Even when it was ‘heroically’ stolen in the 1950s, the
activists managed break it by splitting it in two, it had to be repaired. The
contemporary politicisation of this relic simply does not stand up to
historical reality.
Since then, the stone has been attacked by various vandals
and protestors quite a few times; once in 2023 and then again in 2025. With
lost fragments being discovered in cupboards at SNP HQ in 2024 and up to 30 odd
fragments being distributed among independence activist. Why mostly republican
and 'Enlightenment Scotland' Scots would want such an artefact, or what they
might do with it, is anyone's guess?
Even so, the claim that the Stone was safer down south, is
up for debate. You could equally counterargue that we just about kept the
Honours of Scotland safe for centuries (and safe from Cromwell) and that Black
Rod of Scotland was likely destroyed during the Reformation, while it was held
in Durham, not in Scotland.
However, perhaps a stronger and more convincing argument can
be made for the Stone only having any real value and true meaning when it is in
use as part of a coronation ritual. Rather than being stuck in a museum in
Perth, as the Stone is now.
In his book The Disappearance of Rituals, Byung-Chul Han’s
core claim is that ritual gives meaning through use, not display. Han argues
that rituals are practices, not objects. Their meaning arises from repetition,
bodily participation, and shared time, not from being observed as historical
artefacts.
Therefore, when something like the Stone of Destiny is
placed in a museum, it becomes an object of contemplation and information,
stripped of its symbolic efficacy. From Han’s perspective, a museum often turns
living symbols into dead exhibits and I would argue that this is all we've done
with the Stone by spending millions of pounds building a museum in Perth for it.

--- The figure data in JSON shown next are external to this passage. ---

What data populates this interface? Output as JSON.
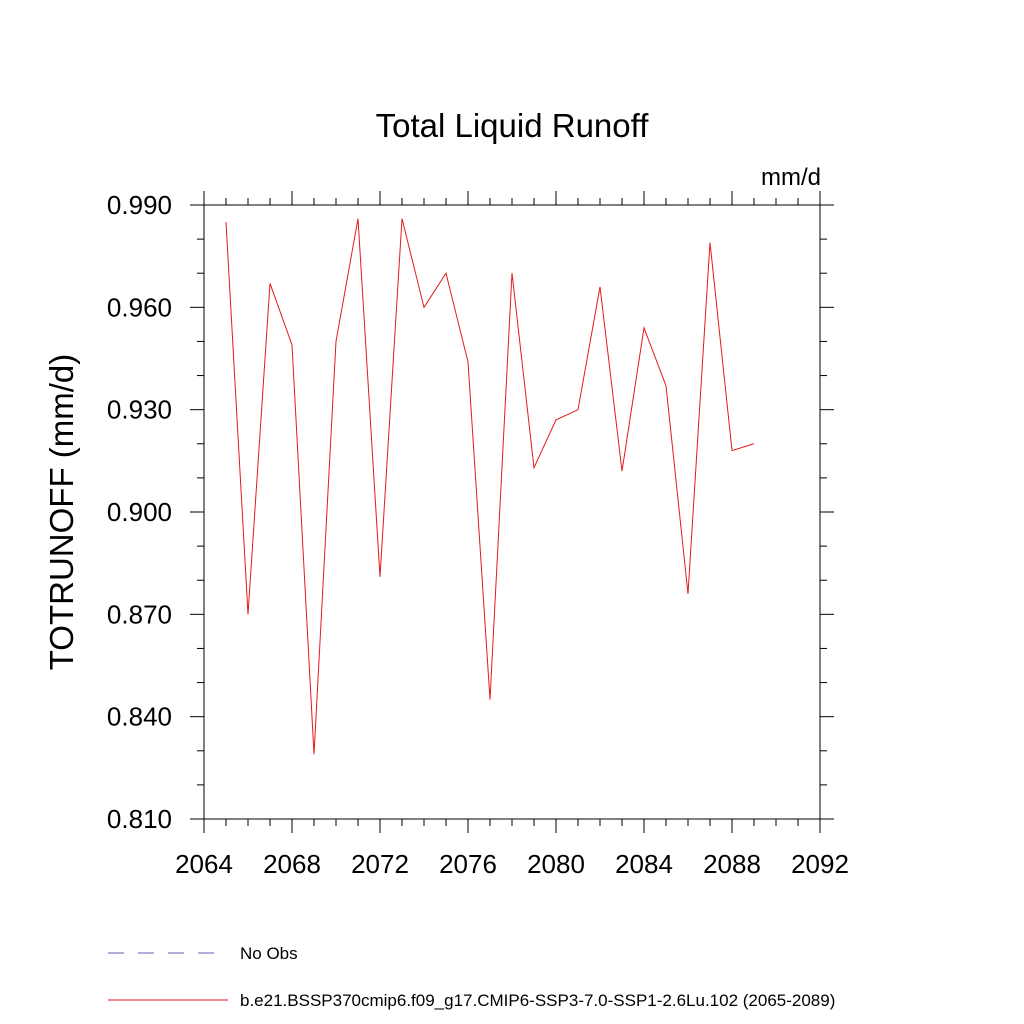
{
  "chart_data": {
    "type": "line",
    "title": "Total Liquid Runoff",
    "units": "mm/d",
    "ylabel": "TOTRUNOFF  (mm/d)",
    "xlabel": "",
    "xlim": [
      2064,
      2092
    ],
    "ylim": [
      0.81,
      0.99
    ],
    "x_ticks": [
      2064,
      2068,
      2072,
      2076,
      2080,
      2084,
      2088,
      2092
    ],
    "x_tick_labels": [
      "2064",
      "2068",
      "2072",
      "2076",
      "2080",
      "2084",
      "2088",
      "2092"
    ],
    "y_ticks": [
      0.81,
      0.84,
      0.87,
      0.9,
      0.93,
      0.96,
      0.99
    ],
    "y_tick_labels": [
      "0.810",
      "0.840",
      "0.870",
      "0.900",
      "0.930",
      "0.960",
      "0.990"
    ],
    "grid": false,
    "legend_position": "bottom",
    "legend": [
      {
        "label": "No Obs",
        "color": "#6a5aa8",
        "style": "dashed"
      },
      {
        "label": "b.e21.BSSP370cmip6.f09_g17.CMIP6-SSP3-7.0-SSP1-2.6Lu.102 (2065-2089)",
        "color": "#e31a1c",
        "style": "solid"
      }
    ],
    "series": [
      {
        "name": "b.e21.BSSP370cmip6.f09_g17.CMIP6-SSP3-7.0-SSP1-2.6Lu.102 (2065-2089)",
        "color": "#e31a1c",
        "x": [
          2065,
          2066,
          2067,
          2068,
          2069,
          2070,
          2071,
          2072,
          2073,
          2074,
          2075,
          2076,
          2077,
          2078,
          2079,
          2080,
          2081,
          2082,
          2083,
          2084,
          2085,
          2086,
          2087,
          2088,
          2089
        ],
        "y": [
          0.985,
          0.87,
          0.967,
          0.949,
          0.829,
          0.95,
          0.986,
          0.881,
          0.986,
          0.96,
          0.97,
          0.944,
          0.845,
          0.97,
          0.913,
          0.927,
          0.93,
          0.966,
          0.912,
          0.954,
          0.937,
          0.876,
          0.979,
          0.918,
          0.92
        ]
      }
    ]
  }
}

You could say it’s good for Perthshire tourism and business,
but this would be a cold economic argument rather than an emotional or cultural
one.
Museums are ultimately spaces of de-ritualisation and Han is
critical of modern spaces that prioritise visibility, explanation, and
consumption over participation. Museums exemplify this logic:
·
Objects are removed from lived contexts
·
Meaning is reduced to labels and historical
facts
·
Visitors become spectators rather than
participants
Or in other words, modernity replaces symbolic action with
informational display. Since we no longer have a distinctly Scottish Monarchy,
all modern secular Scotland can do with the stone is to hold it in museum for
display, detached from any true meaning, even for independence supporters.

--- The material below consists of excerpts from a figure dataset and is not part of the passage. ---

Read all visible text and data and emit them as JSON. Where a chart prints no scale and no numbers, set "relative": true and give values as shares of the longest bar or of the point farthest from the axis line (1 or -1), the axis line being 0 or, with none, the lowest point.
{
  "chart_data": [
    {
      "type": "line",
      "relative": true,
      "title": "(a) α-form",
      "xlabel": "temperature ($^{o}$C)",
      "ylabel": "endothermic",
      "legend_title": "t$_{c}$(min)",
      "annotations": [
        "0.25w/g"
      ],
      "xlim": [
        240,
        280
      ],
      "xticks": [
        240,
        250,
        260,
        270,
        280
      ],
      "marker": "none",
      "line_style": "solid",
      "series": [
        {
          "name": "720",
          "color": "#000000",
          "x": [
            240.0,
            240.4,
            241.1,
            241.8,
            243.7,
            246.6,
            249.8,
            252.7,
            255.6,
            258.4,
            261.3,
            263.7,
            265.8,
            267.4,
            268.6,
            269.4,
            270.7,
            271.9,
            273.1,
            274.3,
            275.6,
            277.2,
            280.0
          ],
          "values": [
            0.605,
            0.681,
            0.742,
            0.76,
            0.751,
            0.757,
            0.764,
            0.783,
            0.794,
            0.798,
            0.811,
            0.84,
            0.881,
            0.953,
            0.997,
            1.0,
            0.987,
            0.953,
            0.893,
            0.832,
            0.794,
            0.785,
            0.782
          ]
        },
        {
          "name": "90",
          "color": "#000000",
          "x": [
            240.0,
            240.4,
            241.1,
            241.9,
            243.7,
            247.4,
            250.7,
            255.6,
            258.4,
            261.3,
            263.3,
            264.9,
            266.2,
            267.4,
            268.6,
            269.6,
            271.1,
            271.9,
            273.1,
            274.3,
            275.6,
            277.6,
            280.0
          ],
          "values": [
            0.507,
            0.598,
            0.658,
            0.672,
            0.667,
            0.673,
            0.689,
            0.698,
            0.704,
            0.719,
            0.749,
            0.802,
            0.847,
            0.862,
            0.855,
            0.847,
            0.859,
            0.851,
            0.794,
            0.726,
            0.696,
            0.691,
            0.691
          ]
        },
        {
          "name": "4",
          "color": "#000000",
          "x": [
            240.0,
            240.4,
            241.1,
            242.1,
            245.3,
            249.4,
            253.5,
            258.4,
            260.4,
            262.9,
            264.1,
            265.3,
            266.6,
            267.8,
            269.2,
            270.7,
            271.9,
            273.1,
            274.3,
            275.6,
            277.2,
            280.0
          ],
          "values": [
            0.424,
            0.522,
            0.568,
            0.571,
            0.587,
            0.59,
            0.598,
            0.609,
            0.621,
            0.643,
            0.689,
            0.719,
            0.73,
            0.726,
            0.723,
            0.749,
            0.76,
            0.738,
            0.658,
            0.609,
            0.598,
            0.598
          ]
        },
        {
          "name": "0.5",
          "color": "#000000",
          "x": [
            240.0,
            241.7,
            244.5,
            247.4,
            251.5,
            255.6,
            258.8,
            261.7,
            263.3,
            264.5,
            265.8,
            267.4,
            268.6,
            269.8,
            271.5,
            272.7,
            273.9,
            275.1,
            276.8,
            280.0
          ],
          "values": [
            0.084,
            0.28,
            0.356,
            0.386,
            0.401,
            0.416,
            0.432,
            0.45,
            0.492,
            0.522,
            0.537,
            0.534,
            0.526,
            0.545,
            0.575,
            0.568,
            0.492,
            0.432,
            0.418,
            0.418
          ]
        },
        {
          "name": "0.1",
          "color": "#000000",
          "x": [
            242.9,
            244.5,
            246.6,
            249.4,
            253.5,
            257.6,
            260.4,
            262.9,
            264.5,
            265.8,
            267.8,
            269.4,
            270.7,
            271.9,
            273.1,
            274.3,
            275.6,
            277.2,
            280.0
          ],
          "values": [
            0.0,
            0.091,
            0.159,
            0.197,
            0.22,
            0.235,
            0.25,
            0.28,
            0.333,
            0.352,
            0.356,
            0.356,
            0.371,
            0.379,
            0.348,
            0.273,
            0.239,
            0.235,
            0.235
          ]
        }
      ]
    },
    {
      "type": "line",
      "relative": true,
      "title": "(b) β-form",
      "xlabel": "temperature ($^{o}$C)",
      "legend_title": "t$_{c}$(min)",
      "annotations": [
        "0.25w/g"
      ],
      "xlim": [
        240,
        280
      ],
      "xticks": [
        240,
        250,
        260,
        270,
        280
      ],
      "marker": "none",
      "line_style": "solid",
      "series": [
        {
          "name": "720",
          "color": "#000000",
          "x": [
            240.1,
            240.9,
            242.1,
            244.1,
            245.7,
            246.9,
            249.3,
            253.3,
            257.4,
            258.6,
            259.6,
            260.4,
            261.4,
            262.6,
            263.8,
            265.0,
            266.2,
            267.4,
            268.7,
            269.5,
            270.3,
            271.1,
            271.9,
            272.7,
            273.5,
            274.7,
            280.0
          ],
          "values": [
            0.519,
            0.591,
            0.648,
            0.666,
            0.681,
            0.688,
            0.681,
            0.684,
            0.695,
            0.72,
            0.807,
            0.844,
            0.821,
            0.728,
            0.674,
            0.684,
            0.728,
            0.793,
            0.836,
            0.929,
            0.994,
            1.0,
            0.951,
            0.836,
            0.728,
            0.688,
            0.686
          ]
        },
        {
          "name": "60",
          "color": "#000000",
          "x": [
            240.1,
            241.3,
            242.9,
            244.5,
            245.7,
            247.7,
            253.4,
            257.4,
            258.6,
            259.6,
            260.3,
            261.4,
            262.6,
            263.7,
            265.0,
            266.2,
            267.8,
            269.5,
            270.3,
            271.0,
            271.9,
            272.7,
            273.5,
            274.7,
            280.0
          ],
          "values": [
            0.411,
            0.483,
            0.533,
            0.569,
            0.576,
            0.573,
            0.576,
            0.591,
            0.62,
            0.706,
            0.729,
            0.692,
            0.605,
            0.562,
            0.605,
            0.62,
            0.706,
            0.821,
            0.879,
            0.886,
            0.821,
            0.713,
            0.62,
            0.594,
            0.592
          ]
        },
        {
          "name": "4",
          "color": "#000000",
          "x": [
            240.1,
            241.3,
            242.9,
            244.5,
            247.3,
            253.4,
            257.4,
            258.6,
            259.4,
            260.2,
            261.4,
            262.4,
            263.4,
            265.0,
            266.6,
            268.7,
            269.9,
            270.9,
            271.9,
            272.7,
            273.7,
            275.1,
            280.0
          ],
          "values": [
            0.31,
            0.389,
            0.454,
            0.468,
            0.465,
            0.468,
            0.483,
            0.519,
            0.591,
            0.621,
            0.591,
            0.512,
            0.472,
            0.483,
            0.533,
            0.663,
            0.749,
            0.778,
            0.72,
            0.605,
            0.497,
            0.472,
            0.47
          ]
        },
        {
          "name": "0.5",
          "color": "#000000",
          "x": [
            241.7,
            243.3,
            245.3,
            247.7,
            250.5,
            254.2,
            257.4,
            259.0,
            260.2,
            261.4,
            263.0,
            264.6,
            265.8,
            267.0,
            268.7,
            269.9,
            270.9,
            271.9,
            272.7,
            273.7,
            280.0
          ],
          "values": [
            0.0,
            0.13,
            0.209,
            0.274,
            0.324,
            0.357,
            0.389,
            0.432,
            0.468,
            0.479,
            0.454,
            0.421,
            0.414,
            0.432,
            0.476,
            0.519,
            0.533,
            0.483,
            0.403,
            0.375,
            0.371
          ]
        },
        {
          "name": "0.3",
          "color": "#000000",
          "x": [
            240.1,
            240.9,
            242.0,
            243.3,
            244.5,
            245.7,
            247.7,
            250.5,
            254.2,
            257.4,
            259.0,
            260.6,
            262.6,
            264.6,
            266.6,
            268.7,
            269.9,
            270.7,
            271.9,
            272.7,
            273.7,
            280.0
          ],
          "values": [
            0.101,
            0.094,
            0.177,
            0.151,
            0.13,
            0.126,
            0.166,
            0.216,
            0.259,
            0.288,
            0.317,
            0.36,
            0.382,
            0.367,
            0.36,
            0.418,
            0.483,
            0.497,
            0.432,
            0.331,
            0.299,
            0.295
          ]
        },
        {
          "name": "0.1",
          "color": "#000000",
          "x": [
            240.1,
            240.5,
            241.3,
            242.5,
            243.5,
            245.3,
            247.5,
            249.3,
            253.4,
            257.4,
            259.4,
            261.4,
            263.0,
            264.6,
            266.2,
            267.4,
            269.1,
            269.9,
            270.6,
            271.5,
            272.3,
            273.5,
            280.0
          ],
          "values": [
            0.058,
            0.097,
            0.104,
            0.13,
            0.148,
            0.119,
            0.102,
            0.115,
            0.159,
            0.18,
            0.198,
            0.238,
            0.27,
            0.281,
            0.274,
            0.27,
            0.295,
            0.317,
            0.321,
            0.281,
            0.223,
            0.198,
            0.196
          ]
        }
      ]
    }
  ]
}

As painful as it is, the Stone becomes immediately imbued
with more resonances and vibrancy, when it is used in a United Kingdom context.
Furthermore, Han also makes an important distinction between
ritual usefulness and modern notions of utility. Rituals are “useful” precisely
because they are non-instrumental — they do not optimize or produce, but
stabilize meaning and community.
·
It anchors historical continuity
·
It marks a transition of political authority
·
It binds individuals into a shared symbolic
order
In a museum, it loses this function and becomes merely “interesting.”

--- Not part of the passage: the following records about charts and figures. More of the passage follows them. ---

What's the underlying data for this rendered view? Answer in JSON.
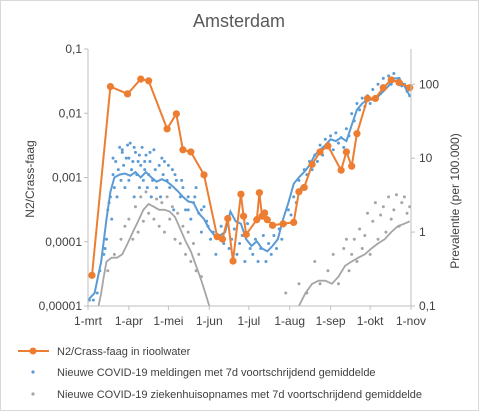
{
  "chart_data": {
    "type": "line",
    "title": "Amsterdam",
    "ylabel": "N2/Crass-faag",
    "y2label": "Prevalentie (per 100.000)",
    "xlabel": "",
    "ylim": [
      1e-05,
      0.1
    ],
    "y2lim": [
      0.1,
      300
    ],
    "yscale": "log",
    "y2scale": "log",
    "x_ticks": [
      "1-mrt",
      "1-apr",
      "1-mei",
      "1-jun",
      "1-jul",
      "1-aug",
      "1-sep",
      "1-okt",
      "1-nov"
    ],
    "x_tick_days": [
      0,
      31,
      61,
      92,
      122,
      153,
      184,
      214,
      245
    ],
    "x_range_days": [
      0,
      245
    ],
    "y_ticks": [
      "0,00001",
      "0,0001",
      "0,001",
      "0,01",
      "0,1"
    ],
    "y_tick_values": [
      1e-05,
      0.0001,
      0.001,
      0.01,
      0.1
    ],
    "y2_ticks": [
      "0,1",
      "1",
      "10",
      "100"
    ],
    "y2_tick_values": [
      0.1,
      1,
      10,
      100
    ],
    "gridlines": false,
    "legend_position": "bottom",
    "colors": {
      "sewage": "#ED7D31",
      "cases": "#5B9BD5",
      "hospital": "#A5A5A5"
    },
    "series": [
      {
        "name": "N2/Crass-faag in rioolwater",
        "axis": "left",
        "style": "line-markers",
        "x": [
          3,
          17,
          30,
          40,
          46,
          60,
          67,
          72,
          78,
          88,
          98,
          102,
          106,
          110,
          116,
          118,
          120,
          128,
          130,
          132,
          134,
          136,
          140,
          148,
          156,
          160,
          164,
          170,
          176,
          182,
          192,
          196,
          200,
          204,
          212,
          218,
          224,
          230,
          236,
          244
        ],
        "values": [
          3e-05,
          0.026,
          0.02,
          0.034,
          0.032,
          0.0057,
          0.0098,
          0.0027,
          0.0025,
          0.0011,
          0.00012,
          0.00011,
          0.00023,
          5e-05,
          0.00055,
          0.00025,
          0.00013,
          0.00022,
          0.00058,
          0.00025,
          0.00028,
          0.00022,
          0.00018,
          0.00019,
          0.0002,
          0.0006,
          0.0007,
          0.0016,
          0.0025,
          0.0031,
          0.0013,
          0.0025,
          0.0015,
          0.0048,
          0.017,
          0.017,
          0.025,
          0.033,
          0.03,
          0.025
        ]
      },
      {
        "name": "Nieuwe COVID-19 meldingen met 7d voortschrijdend gemiddelde",
        "axis": "right",
        "style": "dots-line",
        "x": [
          0,
          5,
          10,
          14,
          17,
          20,
          24,
          28,
          32,
          36,
          40,
          44,
          48,
          52,
          56,
          60,
          64,
          68,
          72,
          76,
          80,
          84,
          88,
          92,
          96,
          100,
          104,
          108,
          112,
          116,
          120,
          124,
          128,
          132,
          136,
          140,
          144,
          148,
          152,
          156,
          160,
          164,
          168,
          172,
          176,
          180,
          184,
          188,
          192,
          196,
          200,
          204,
          208,
          212,
          216,
          220,
          224,
          228,
          232,
          236,
          240,
          244
        ],
        "values": [
          0.12,
          0.15,
          0.4,
          1.5,
          3.5,
          5.5,
          6,
          6.2,
          5.8,
          6.5,
          5.5,
          6.5,
          5.5,
          4.8,
          5.2,
          4.8,
          4.2,
          3.6,
          3,
          2.6,
          2.5,
          1.8,
          1.5,
          1.1,
          0.9,
          0.9,
          1,
          1.9,
          1.4,
          1.3,
          0.8,
          0.65,
          0.75,
          0.6,
          0.55,
          0.65,
          0.8,
          1.5,
          2.5,
          4.5,
          5.5,
          6.5,
          8,
          11,
          13,
          15,
          18,
          17,
          19,
          17,
          28,
          45,
          55,
          62,
          62,
          68,
          80,
          95,
          120,
          120,
          95,
          70
        ]
      },
      {
        "name": "Nieuwe COVID-19 ziekenhuisopnames met 7d voortschrijdend gemiddelde",
        "axis": "right",
        "style": "dots-line",
        "x": [
          8,
          10,
          12,
          14,
          18,
          22,
          26,
          30,
          34,
          38,
          42,
          46,
          50,
          54,
          58,
          62,
          66,
          70,
          74,
          78,
          82,
          86,
          89,
          92,
          160,
          165,
          170,
          175,
          180,
          185,
          190,
          195,
          200,
          205,
          210,
          215,
          220,
          225,
          230,
          235,
          240,
          244
        ],
        "values": [
          0.1,
          0.15,
          0.25,
          0.4,
          0.45,
          0.45,
          0.5,
          0.7,
          1.0,
          1.4,
          2.0,
          2.4,
          2.2,
          2.0,
          2.0,
          1.9,
          1.6,
          1.1,
          0.75,
          0.55,
          0.35,
          0.22,
          0.15,
          0.1,
          0.1,
          0.15,
          0.2,
          0.22,
          0.22,
          0.2,
          0.25,
          0.35,
          0.4,
          0.45,
          0.5,
          0.6,
          0.7,
          0.8,
          1.0,
          1.2,
          1.3,
          1.4
        ]
      }
    ],
    "scatter_dots": {
      "cases": {
        "axis": "right",
        "x": [
          1,
          4,
          7,
          9,
          12,
          14,
          15,
          17,
          18,
          19,
          20,
          21,
          22,
          23,
          24,
          25,
          26,
          27,
          28,
          29,
          30,
          31,
          32,
          33,
          34,
          35,
          36,
          37,
          38,
          39,
          40,
          41,
          42,
          43,
          44,
          45,
          46,
          47,
          48,
          49,
          50,
          52,
          54,
          55,
          57,
          58,
          60,
          62,
          64,
          65,
          67,
          70,
          72,
          74,
          76,
          78,
          80,
          82,
          84,
          86,
          88,
          90,
          93,
          95,
          97,
          99,
          101,
          103,
          105,
          107,
          109,
          111,
          113,
          115,
          117,
          119,
          121,
          123,
          125,
          127,
          129,
          131,
          133,
          135,
          137,
          139,
          141,
          143,
          145,
          147,
          150,
          152,
          154,
          156,
          158,
          160,
          162,
          164,
          166,
          168,
          170,
          172,
          174,
          176,
          178,
          180,
          182,
          184,
          186,
          188,
          190,
          192,
          194,
          196,
          198,
          200,
          202,
          204,
          206,
          208,
          210,
          212,
          214,
          216,
          218,
          220,
          222,
          224,
          226,
          228,
          230,
          232,
          234,
          236,
          238,
          240,
          242,
          244,
          13,
          16,
          19,
          26,
          31,
          35,
          39,
          43,
          47,
          51,
          56,
          61,
          66,
          71,
          76,
          81,
          86,
          91
        ],
        "values": [
          0.12,
          0.12,
          0.15,
          0.3,
          0.5,
          0.8,
          2,
          3,
          1.5,
          6,
          4,
          9,
          3,
          7,
          14,
          5,
          12,
          8,
          4,
          10,
          15,
          5,
          16,
          7,
          9,
          3,
          12,
          6,
          9,
          4,
          8,
          14,
          5,
          7,
          11,
          4,
          6,
          9,
          3,
          5,
          13,
          4,
          8,
          3,
          6,
          9,
          5,
          4,
          7,
          2,
          5,
          3,
          4,
          2,
          3,
          1.5,
          2.5,
          4,
          1.8,
          1,
          2.2,
          1.4,
          0.8,
          1,
          0.5,
          0.9,
          1.2,
          0.7,
          1.5,
          0.6,
          0.8,
          1.1,
          0.5,
          0.7,
          0.9,
          0.4,
          1.3,
          0.6,
          0.5,
          0.8,
          0.4,
          0.6,
          0.9,
          0.4,
          0.7,
          0.5,
          0.9,
          0.6,
          1.1,
          0.8,
          1.3,
          2,
          1.7,
          3,
          2.5,
          5,
          4,
          7,
          6,
          9,
          7,
          11,
          9,
          15,
          11,
          18,
          14,
          20,
          13,
          22,
          16,
          19,
          14,
          25,
          20,
          40,
          32,
          55,
          45,
          65,
          50,
          70,
          55,
          85,
          62,
          100,
          75,
          120,
          90,
          130,
          100,
          140,
          110,
          120,
          95,
          100,
          80,
          70,
          0.6,
          2.5,
          10,
          13,
          10,
          14,
          11,
          9,
          12,
          7,
          10,
          8,
          6,
          5,
          2,
          3,
          2,
          1.2
        ],
        "color": "#5B9BD5"
      },
      "hospital": {
        "axis": "right",
        "x": [
          15,
          20,
          25,
          28,
          31,
          34,
          36,
          38,
          40,
          42,
          44,
          46,
          48,
          50,
          52,
          54,
          56,
          58,
          60,
          62,
          64,
          66,
          68,
          70,
          72,
          74,
          76,
          78,
          80,
          82,
          84,
          86,
          150,
          160,
          166,
          172,
          176,
          182,
          186,
          190,
          194,
          196,
          198,
          200,
          202,
          204,
          206,
          208,
          210,
          212,
          214,
          216,
          218,
          220,
          222,
          224,
          226,
          228,
          230,
          232,
          234,
          236,
          238,
          240,
          242,
          244
        ],
        "values": [
          0.3,
          0.5,
          0.8,
          1.2,
          1.5,
          0.8,
          2.2,
          1,
          3,
          1.4,
          3.5,
          1.8,
          3,
          1.5,
          2.8,
          1.2,
          2.5,
          1,
          3,
          1.5,
          2.2,
          0.8,
          1.8,
          0.7,
          1.2,
          0.5,
          1.0,
          0.4,
          0.7,
          0.3,
          0.5,
          0.25,
          0.15,
          0.2,
          0.15,
          0.4,
          0.2,
          0.3,
          0.5,
          0.2,
          0.6,
          0.8,
          0.3,
          0.5,
          0.8,
          0.4,
          1.1,
          0.6,
          0.9,
          1.8,
          0.5,
          1.4,
          2.5,
          0.8,
          1.7,
          2.2,
          1.0,
          3,
          1.5,
          2.0,
          3.2,
          1.2,
          2.5,
          3,
          1.8,
          2.2
        ],
        "color": "#A5A5A5"
      }
    }
  }
}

Han emphasizes that rituals structure time — they create
thresholds, beginnings, and continuity. A coronation is exactly such a
ritualised moment. Removing the Stone from that context contributes to what Han
calls empty, accelerated time, where nothing truly begins or ends.
Based on my reading of Han's The Disappearance of Rituals, I
would argue that placing the Stone of Destiny permanently in a museum weakens
its meaning, because it removes it from a living ritual context. I view the
Stone as most “useful” — in a symbolic, not technical sense — when it actively
participates in a coronation ceremony that sustains continuity, community, and
'shared time' as Byung-Chul Han would call it.